While Mr Donohoe suggested that the deficit of 6.2% of GDP envisaged for 2020 ‘is a huge figure by Irish standards’, the reality is that it is markedly lower than the ECB’s projected figure of 9% for the Euro area average notwithstanding a larger than average initial hit to employment here. Moreover, a comparison of the Dept of Finance’s post budget projections with the latest IMF forecasts (released today) for some of our key trading partners show the emerging increase in the public debt to GDP ratio is notably more contained in Ireland than in many other countries.
As a box in the Dept of Finance’s macroeconomic and fiscal outlook paper in the Budget 2021 documents notes, the near term rise in Ireland’s debt ratio is expected to reverse markedly in coming years because Ireland’s economic growth rate should materially exceed the cost of funding it’s debt.

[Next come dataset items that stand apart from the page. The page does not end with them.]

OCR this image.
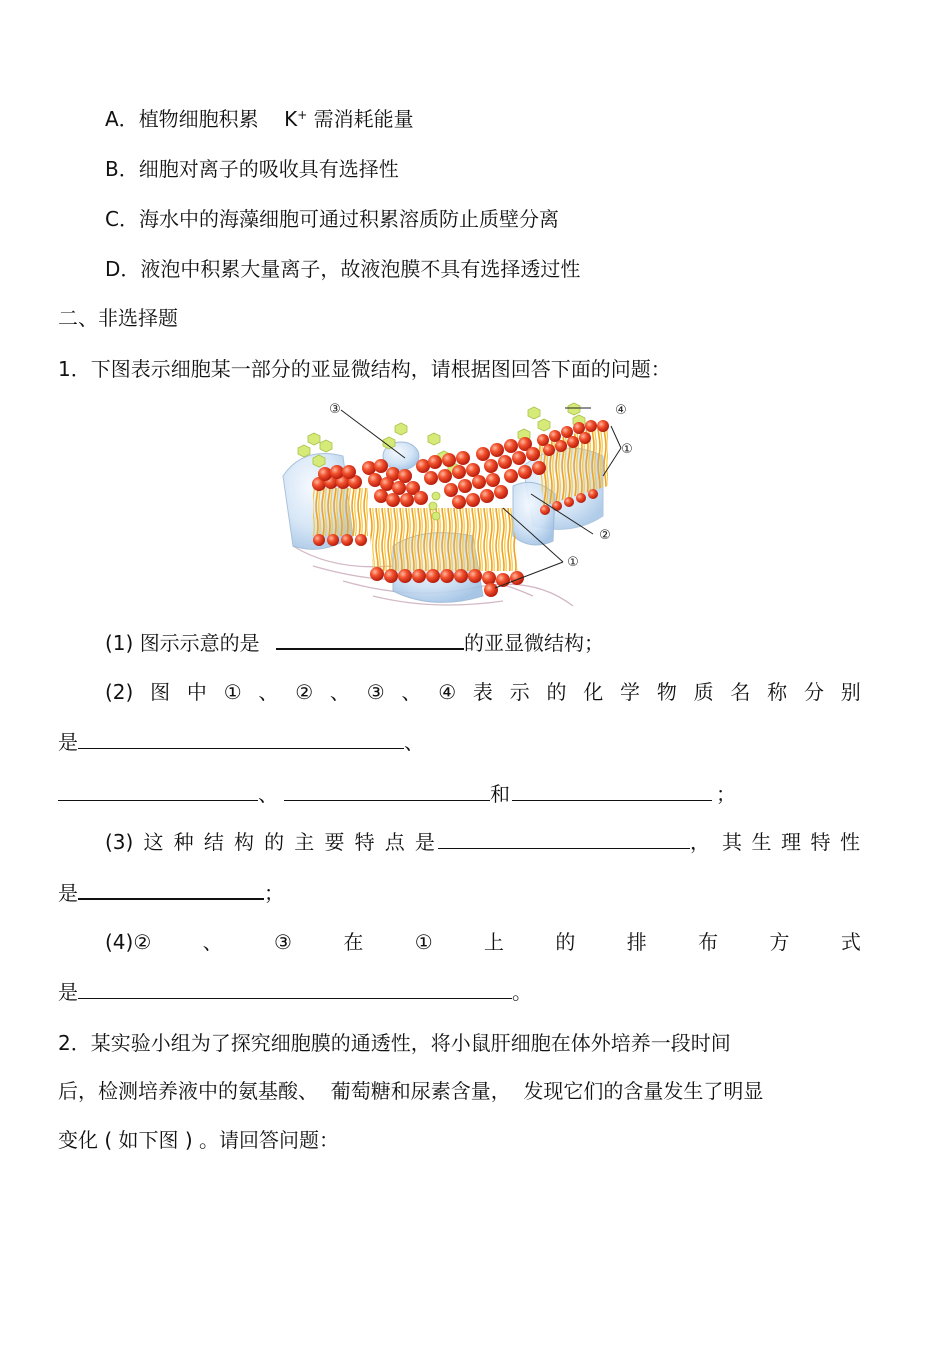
A．植物细胞积累 K+ 需消耗能量
B．细胞对离子的吸收具有选择性
C．海水中的海藻细胞可通过积累溶质防止质壁分离
D．液泡中积累大量离子，故液泡膜不具有选择透过性
二、非选择题
1．下图表示细胞某一部分的亚显微结构，请根据图回答下面的问题：
③	④
①
②
①
(1) 图示示意的是	的亚显微结构；
(2) 图 中 ① 、 ② 、 ③ 、 ④ 表 示 的 化 学 物 质 名 称 分 别
是	、
、	和	；
(3) 这 种 结 构 的 主 要 特 点 是	， 其 生 理 特 性
是	；
(4)②	、	③	在	①	上	的	排	布	方	式
是	。
2．某实验小组为了探究细胞膜的通透性，将小鼠肝细胞在体外培养一段时间
后，检测培养液中的氨基酸、  葡萄糖和尿素含量，  发现它们的含量发生了明显
变化 ( 如下图 ) 。请回答问题：
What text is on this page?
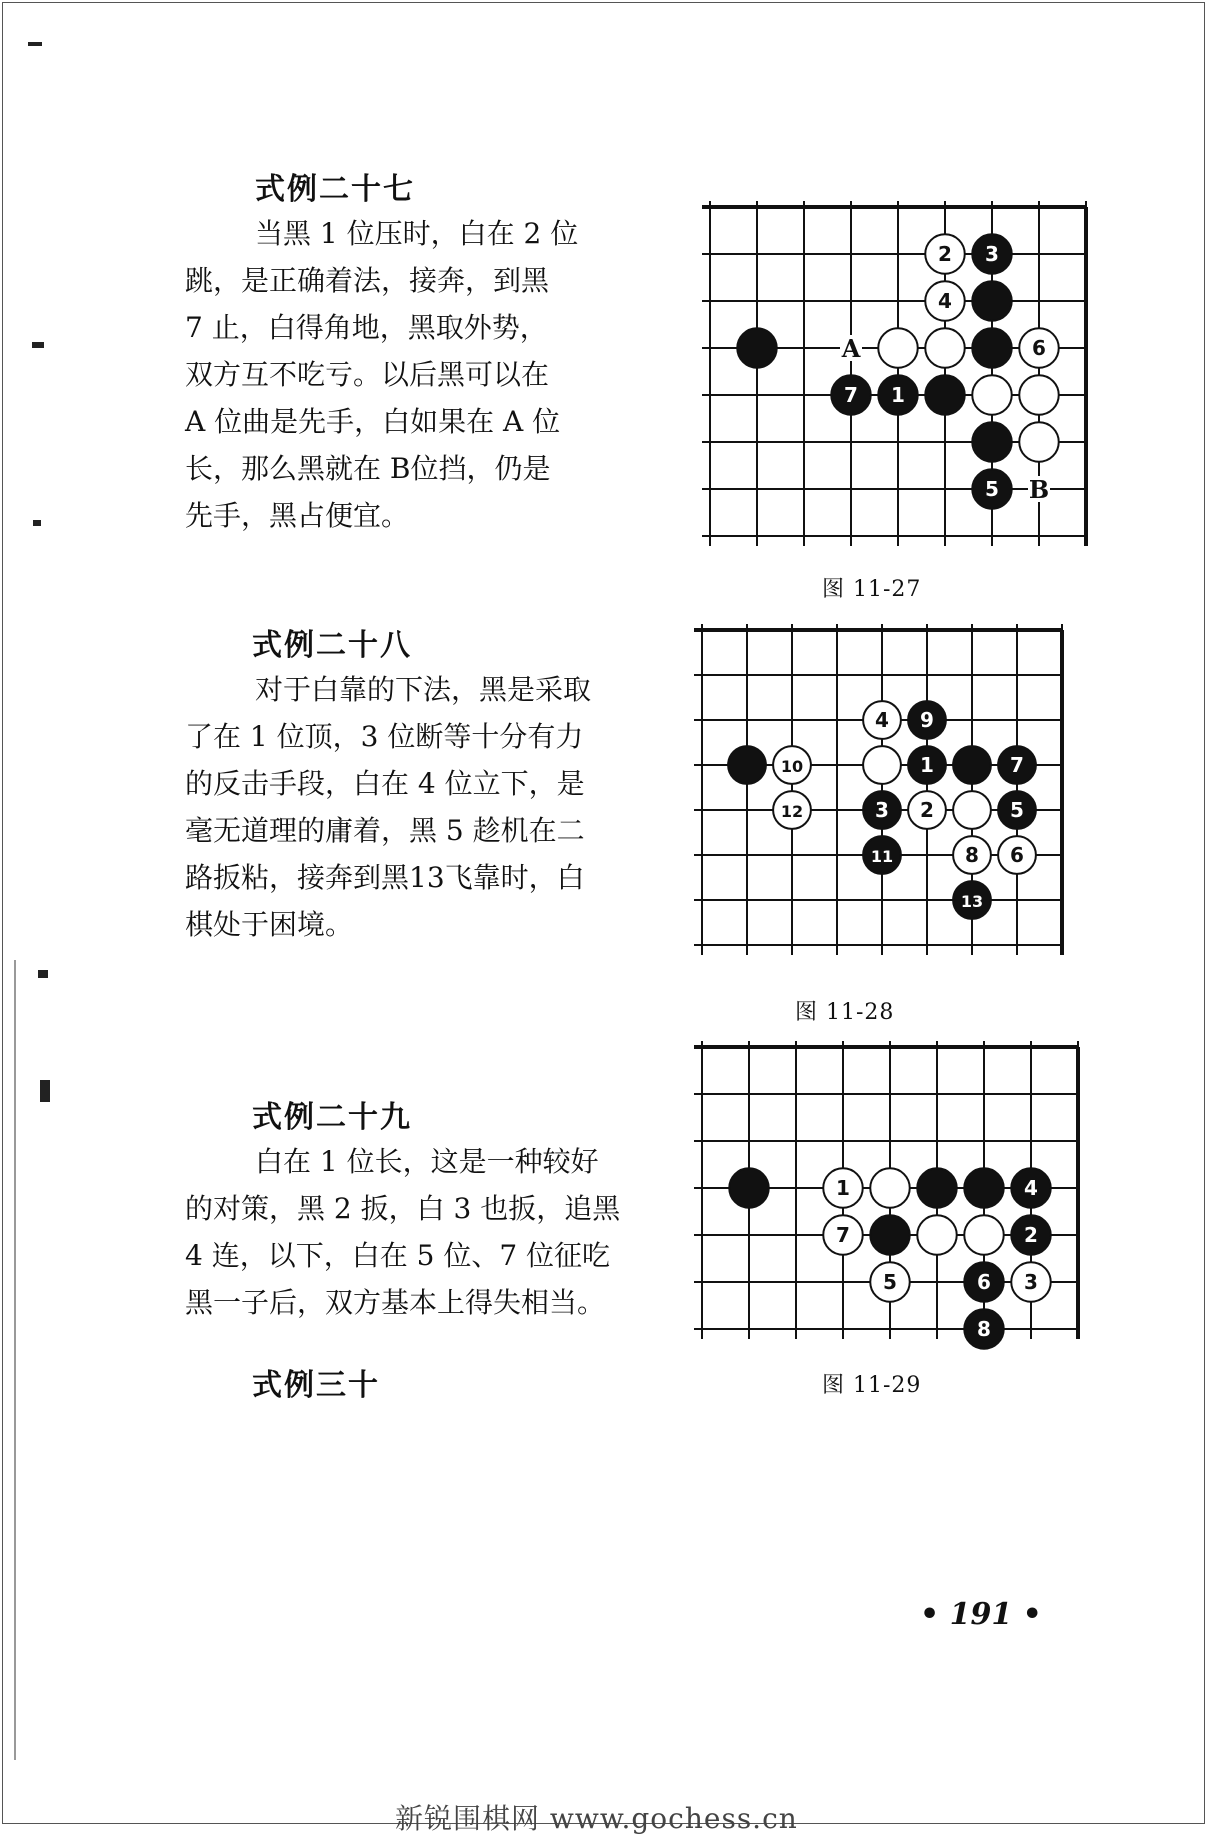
式例二十七
当黑 1 位压时，白在 2 位
跳，是正确着法，接奔，到黑
7 止，白得角地，黑取外势，
双方互不吃亏。以后黑可以在
A 位曲是先手，白如果在 A 位
长，那么黑就在 B位挡，仍是
先手，黑占便宜。
2 3
4
6
7 1
5
A
B
图 11-27
式例二十八
对于白靠的下法，黑是采取
了在 1 位顶，3 位断等十分有力
的反击手段，白在 4 位立下，是
毫无道理的庸着，黑 5 趁机在二
路扳粘，接奔到黑13飞靠时，白
棋处于困境。
10
12
4 9
1	7
3 2	5
11	8 6
13
图 11-28
式例二十九
白在 1 位长，这是一种较好
的对策，黑 2 扳，白 3 也扳，追黑
4 连，以下，白在 5 位、7 位征吃
黑一子后，双方基本上得失相当。
1	4
7	2
5	6 3
8
图 11-29
式例三十
• 191 •
新锐围棋网 www.gochess.cn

Both the current negative cost of government borrowing and the imperative to ensure a broadly shared economic recovery emphasise the case for an ambitiously supportive fiscal policy.
In an environment as uncertain as that now prevailing, there is little merit in comparing or contrasting economic projections. In the main, KBC’s current forecasts broadly accord with the post-Budget estimates prepared by the Dept of Finance although our central scenario for 2021 is based on a technical assumption of a narrow trade deal between the EU and UK and, consequently, sees GDP growth at 3%, about 1.3ppt higher and unemployment averaging 9% about 1.3ppt lower than the Department. At the margin, the details suggest expectations of a somewhat more subdued trend in consumer spending next year on the part of KBC economics (+4%) than the Department envisages (+7%).
Budget 2021 is dominated by ‘macro’ considerations largely relating to the exceptional interaction between health and economic drivers and this was rightly the focus of the measures announced today. However, the absence of any increase in spending power at the individual level (barring changes in employment circumstances) in an environment where uncertainty may remain elevated could act as a key constraining factor on the extent of any expected improvement in consumer sentiment and spending. In the same vein, there is some risk that, in a variety of ways, persistent constraints on activities classed as ‘social consumption’ could weigh on social cohesion.
For this reason, we think there is some risk that Budget 2021 may have erred at least marginally on the side of traditional dictates of fiscal prudence rather than on the side of inclusive progress. However, the significant resources available but not allocated in the form of the €3.4bn recovery fund could decisively alter that balance.